This example shows how to use ORT to do speech recognition using the Whisper model and calls the OpenAI Whisper endpoint using the Azure custom op. You MUST update the code to specify a valid OpenAI auth token. See here for details.
The application lets the user make an audio recording, then recognizes the speech from that recording and displays a transcript.
Example App Screenshot - A Successful result returned from OpenAI endpoint:
See the general prerequisites here.
A pre-recorded audio file is provided in the app to simplify usage, and you can also record audio if you choose.
This example was developed with Android Studio Giraffe | 2022.3.1 Patch 1. It is recommended to use that version or a newer one.
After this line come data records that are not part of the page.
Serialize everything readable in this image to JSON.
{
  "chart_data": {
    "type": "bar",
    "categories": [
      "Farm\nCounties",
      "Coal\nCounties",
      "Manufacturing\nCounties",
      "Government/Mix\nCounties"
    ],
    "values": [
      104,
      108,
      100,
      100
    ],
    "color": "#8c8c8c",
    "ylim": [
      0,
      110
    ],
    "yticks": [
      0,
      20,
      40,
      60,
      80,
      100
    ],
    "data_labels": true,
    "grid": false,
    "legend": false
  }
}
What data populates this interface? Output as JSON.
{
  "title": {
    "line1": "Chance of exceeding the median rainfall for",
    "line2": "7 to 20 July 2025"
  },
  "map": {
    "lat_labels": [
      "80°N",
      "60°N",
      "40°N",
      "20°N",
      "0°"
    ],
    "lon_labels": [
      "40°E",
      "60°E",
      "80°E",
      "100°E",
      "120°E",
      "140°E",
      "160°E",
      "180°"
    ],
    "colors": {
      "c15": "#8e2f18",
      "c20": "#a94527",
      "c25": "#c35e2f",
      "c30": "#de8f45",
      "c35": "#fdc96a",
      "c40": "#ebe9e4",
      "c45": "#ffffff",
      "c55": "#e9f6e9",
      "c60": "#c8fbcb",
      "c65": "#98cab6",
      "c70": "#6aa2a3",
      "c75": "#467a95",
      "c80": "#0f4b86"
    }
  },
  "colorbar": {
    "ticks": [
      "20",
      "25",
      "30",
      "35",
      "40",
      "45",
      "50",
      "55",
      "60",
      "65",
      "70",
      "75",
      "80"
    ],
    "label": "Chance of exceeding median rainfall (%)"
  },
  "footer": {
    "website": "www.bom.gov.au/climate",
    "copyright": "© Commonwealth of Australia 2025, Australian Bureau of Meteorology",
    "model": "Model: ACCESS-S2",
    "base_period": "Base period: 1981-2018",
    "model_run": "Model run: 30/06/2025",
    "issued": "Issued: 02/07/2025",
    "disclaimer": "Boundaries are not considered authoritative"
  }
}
This is optional. Currently a model generated by the create_openai_whisper_transcriptions.py script is checked in. If any changes are required they should only be simple adjustments. (e.g. change default audio format from wav to mp3).
Copy the model to app/src/main/res/raw/openai_whisper_transcriptions.onnx
.
It's required for the app to provide an OpenAI auth token. Please update the authToken variable in SpeechRecognizer init
(app/src/main/java/ai/onnxruntime/example/whisperAzure/SpeechRecognizer.kt) with your token.
For local testing, you should be able to create an account with API key and initial free credits.
Open this directory in Android Studio to build and run the example.